Certificati all’ufficio postale in nove comuni di montagna con il progetto Polis
Redazione Online
|1 anno fa

Nove uffici postali delle alte valli di Trebbia, Luretta e Tidone cambiano aspetto e offriranno anche servizi legati alla pubblica amministrazione. I cittadini dei comuni di Coli, Bobbio, Cerignale, Corte Brugnatella, Ottone, Piozzano, Travo, Zerba e Alta Val Tidone, residenti o domiciliati, quando si recheranno in uno degli uffici postali dei loro paesi potranno, infatti, richiedere certificati anagrafici e di stato civile, previdenziali e per le pratiche di volontaria giurisdizione. Tutto secondo quanto contenuto in una convenzione firmata fra il Ministero delle Imprese e del made in Italy, il Ministero della Giustizia e Poste Italiane che è il soggetto che mette in campo questo percorso di cambiamento.
Ad esempio, gli abitanti di Ottone, che per raggiungere il tribunale o l’Inps di Piacenza per una pratica devono percorrere 70 chilometri all’andata ed altrettanti al ritorno, ora troveranno queste pratiche all’ufficio postale del loro paese.
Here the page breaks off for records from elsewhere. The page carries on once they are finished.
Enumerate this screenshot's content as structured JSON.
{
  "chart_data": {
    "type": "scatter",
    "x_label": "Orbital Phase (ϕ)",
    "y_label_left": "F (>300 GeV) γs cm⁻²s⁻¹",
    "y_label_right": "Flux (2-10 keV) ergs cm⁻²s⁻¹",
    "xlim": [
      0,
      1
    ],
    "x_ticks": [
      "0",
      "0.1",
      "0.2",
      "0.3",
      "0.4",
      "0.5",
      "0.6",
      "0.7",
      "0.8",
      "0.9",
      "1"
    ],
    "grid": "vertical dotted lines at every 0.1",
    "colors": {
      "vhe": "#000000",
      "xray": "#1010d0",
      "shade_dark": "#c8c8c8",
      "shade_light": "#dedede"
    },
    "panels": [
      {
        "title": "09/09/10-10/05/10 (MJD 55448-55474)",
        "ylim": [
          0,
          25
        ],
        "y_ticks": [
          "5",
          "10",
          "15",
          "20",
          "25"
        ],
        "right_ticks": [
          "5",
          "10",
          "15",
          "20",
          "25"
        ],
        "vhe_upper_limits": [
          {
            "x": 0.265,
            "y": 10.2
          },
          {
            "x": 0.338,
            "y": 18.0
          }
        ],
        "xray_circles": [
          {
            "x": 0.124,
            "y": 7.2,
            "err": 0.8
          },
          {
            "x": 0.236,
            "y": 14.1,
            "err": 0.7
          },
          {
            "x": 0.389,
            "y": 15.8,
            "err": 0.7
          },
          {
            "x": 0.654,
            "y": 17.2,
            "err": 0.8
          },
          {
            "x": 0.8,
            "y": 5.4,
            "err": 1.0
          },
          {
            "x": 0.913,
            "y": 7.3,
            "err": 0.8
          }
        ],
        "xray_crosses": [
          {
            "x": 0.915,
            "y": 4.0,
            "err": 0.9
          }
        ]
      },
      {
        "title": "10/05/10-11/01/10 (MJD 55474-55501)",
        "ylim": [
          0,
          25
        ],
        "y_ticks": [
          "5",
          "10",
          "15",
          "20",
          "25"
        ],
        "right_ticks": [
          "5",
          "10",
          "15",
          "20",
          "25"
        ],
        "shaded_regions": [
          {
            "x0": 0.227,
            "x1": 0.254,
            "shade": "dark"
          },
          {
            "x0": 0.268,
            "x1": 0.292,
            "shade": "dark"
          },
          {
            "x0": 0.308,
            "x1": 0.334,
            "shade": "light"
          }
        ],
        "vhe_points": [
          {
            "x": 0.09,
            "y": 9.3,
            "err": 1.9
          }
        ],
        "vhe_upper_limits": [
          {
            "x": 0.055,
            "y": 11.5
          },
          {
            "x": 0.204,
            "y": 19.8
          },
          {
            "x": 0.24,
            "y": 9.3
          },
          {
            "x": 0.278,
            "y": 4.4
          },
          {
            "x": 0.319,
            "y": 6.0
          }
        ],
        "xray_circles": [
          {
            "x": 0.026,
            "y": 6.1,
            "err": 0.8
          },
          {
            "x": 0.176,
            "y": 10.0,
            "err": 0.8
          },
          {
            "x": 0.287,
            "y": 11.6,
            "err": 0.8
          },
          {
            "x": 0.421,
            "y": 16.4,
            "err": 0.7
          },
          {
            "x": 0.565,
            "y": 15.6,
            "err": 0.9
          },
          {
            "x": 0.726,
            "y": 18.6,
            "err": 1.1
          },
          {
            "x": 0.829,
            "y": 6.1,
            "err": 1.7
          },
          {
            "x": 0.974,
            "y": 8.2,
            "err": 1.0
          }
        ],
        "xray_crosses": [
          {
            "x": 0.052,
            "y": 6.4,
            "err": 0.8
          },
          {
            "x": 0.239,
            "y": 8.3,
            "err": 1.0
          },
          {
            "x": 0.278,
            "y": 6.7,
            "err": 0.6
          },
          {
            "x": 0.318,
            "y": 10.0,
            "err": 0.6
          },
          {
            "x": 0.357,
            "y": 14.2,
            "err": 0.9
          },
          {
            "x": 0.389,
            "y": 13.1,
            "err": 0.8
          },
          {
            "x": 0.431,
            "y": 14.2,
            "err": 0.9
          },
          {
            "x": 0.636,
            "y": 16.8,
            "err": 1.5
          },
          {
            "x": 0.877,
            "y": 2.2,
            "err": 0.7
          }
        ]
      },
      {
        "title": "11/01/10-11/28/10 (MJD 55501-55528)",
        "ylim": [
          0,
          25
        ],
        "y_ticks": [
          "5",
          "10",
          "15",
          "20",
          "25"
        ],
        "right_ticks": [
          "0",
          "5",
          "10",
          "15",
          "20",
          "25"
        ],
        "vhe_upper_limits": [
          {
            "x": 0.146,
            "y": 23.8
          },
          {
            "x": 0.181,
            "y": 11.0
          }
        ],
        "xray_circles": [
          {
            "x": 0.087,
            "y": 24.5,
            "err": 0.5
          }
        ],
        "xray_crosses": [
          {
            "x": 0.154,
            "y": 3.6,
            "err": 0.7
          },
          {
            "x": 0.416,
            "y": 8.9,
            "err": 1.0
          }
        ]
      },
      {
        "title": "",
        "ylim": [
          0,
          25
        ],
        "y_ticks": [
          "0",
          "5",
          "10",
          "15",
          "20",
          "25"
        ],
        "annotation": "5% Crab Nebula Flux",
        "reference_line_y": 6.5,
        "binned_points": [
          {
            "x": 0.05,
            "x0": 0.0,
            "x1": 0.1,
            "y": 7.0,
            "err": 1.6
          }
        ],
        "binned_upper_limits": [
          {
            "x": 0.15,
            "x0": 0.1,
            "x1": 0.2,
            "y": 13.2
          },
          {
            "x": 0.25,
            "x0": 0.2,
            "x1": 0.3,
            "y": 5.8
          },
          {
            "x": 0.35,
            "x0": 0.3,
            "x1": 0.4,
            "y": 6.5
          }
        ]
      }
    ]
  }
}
Il cambiamento rientra nel progetto “Polis – Casa dei Servizi Digitali”, approvato con il decreto legge n. 59 del 6 maggio 2021 e finanziato con 800 milioni di euro di fondi nell’ambito del Piano nazionale per gli investimenti complementari al Piano nazionale di
ripresa e resilienza ed attuato da Poste Italiane. «Le aree interne dell’Appennino piacentino – dicono da Poste Italiane – affrontano da tempo il problema dello spopolamento, derivante dalla crisi demografica in atto a cui si aggiunge un forte invecchiamento della popolazione, come rilevato dall’Istat nel Rapporto annuale 2024. La sfida di questi nove comuni, che contano circa 15mila abitanti, ricchi di risorse ambientali e culturali, ma distanti dai centri che offrono servizi essenziali, è quella di rispondere concretamente alle necessità quotidiane e l’erogazione di servizi essenziali per essere più attrattivi ai giovani. Poste Italiane ha abbracciato il problema facilitando la vita dei cittadini con il progetto “Polis – Casa dei servizi digitali”, che consente un veloce e tecnologico accesso ai servizi della Pubblica amministrazione».
Gli uffici postali avranno sportelli ribassati e interni più luminosi, con pavimenti e corsie per ipovedenti.